2.3.2 A non-randomised controlled trial of 398 patients treated with interstitial brachytherapy or external beam radiotherapy reported no statistically significant difference in 5-year actuarial rates of ipsilateral breast tumour recurrence between the two groups (1% in both, p = 0.65). Five-year overall actuarial survival rates were 87% in the interstitial brachytherapy and 93% in the external beam radiotherapy groups, respectively (p = 0.23). A second non-randomised controlled trial of 144 patients reported local or regional recurrence in 8% (4/51) in the brachytherapy group compared with 5% (5/94) in the external beam radiotherapy group after median follow-up of 75 months (p = 0.23). Disease-free survival at median follow-up of 75 months was 88% in the brachytherapy group and 92% in the external beam radiotherapy group (p value not stated; absolute numbers not given).
2.3.3 A case series of 1440 patients treated with balloon brachytherapy reported a 3-year actuarial survival rate of 96% in 400 of these patients. The 3-year actuarial rate of ipsilateral breast tumour recurrence was 2%.
2.3.4 The Specialist Advisers considered key efficacy outcomes to include local and regional recurrence rates, cancer-specific mortality, cosmetic outcome and quality-of-life outcomes.
2.4.1 In a case series of 103 patients, 17% of 75 patients treated with interstitial brachytherapy developed grade 1 and 5% developed higher grades of skin erythema, compared with 43% and 0%, respectively, of 28 patients treated with balloon brachytherapy (p = 0.01 and 0.06, respectively). In this study, subcutaneous fibrosis occurred in 32% of patients treated with interstitial brachytherapy and 11% of patients treated with balloon brachytherapy (p = 0.04). There was no statistically significant difference in symptomatic fat necrosis (12% for interstitial brachytherapy and 7% for balloon brachytherapy, p = 0.73) (absolute numbers not given).

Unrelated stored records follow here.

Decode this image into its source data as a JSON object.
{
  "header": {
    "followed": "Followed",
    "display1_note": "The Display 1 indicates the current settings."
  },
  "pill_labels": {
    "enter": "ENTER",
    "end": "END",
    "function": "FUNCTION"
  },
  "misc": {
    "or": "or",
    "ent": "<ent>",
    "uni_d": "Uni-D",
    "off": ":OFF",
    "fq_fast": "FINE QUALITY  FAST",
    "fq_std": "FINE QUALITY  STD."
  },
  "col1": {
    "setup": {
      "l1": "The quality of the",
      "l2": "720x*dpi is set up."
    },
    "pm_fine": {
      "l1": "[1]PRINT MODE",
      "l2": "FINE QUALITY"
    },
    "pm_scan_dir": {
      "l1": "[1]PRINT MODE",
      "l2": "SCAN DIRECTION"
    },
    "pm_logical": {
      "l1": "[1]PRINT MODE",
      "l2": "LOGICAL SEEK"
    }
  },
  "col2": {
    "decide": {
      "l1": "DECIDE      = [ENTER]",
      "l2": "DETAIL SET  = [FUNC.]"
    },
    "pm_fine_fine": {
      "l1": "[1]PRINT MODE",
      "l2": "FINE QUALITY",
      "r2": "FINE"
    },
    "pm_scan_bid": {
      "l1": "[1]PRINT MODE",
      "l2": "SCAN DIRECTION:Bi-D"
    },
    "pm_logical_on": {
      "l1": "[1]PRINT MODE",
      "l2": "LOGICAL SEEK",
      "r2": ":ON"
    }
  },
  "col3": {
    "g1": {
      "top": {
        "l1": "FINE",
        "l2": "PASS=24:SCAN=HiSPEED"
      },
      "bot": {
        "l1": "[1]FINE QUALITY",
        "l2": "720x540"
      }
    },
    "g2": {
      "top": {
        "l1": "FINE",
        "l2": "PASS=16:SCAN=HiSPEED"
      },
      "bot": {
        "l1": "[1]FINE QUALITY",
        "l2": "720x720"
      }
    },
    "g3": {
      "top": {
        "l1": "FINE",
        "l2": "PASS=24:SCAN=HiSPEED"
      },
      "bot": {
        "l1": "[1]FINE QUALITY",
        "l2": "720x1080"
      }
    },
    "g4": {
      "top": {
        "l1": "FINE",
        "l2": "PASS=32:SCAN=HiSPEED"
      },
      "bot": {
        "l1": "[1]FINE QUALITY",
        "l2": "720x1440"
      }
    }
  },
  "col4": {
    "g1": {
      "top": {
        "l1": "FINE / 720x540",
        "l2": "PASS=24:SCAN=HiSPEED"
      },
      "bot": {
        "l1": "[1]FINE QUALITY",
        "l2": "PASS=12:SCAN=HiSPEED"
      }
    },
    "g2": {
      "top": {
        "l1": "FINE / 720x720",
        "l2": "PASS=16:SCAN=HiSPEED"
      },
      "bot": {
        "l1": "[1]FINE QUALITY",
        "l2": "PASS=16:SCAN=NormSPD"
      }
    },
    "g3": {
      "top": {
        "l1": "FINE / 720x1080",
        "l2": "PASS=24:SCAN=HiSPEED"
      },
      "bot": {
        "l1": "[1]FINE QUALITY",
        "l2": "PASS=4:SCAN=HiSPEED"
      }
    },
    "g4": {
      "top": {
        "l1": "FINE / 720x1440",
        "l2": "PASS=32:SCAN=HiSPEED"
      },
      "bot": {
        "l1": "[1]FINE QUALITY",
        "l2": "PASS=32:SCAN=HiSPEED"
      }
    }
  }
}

2.4.2 Complications of interstitial and balloon brachytherapy included: fat necrosis in 2% (22/1449) to 16% (8/50); symptomatic seromas in 10% (8/80) and 11% (153/1449); fibrosis in 10% (5/50) and 19% (53/274); telangiectasia in 2% (1/50) and 13% (35/274); breast pain in 3% (3/89) and 7% (20/274); and infection in 3% (9/274), 8% (92/1140) and 9% (4/43) of patients. A case series of 70 patients reported two severe infections (one mastitis and one abscess).
2.4.3 The Specialist Advisers considered adverse events to include erythema, infections, seroma formation, breast fibrosis, fat necrosis, skin telangiectasias, breast pain, oedema and hyperpigmentation.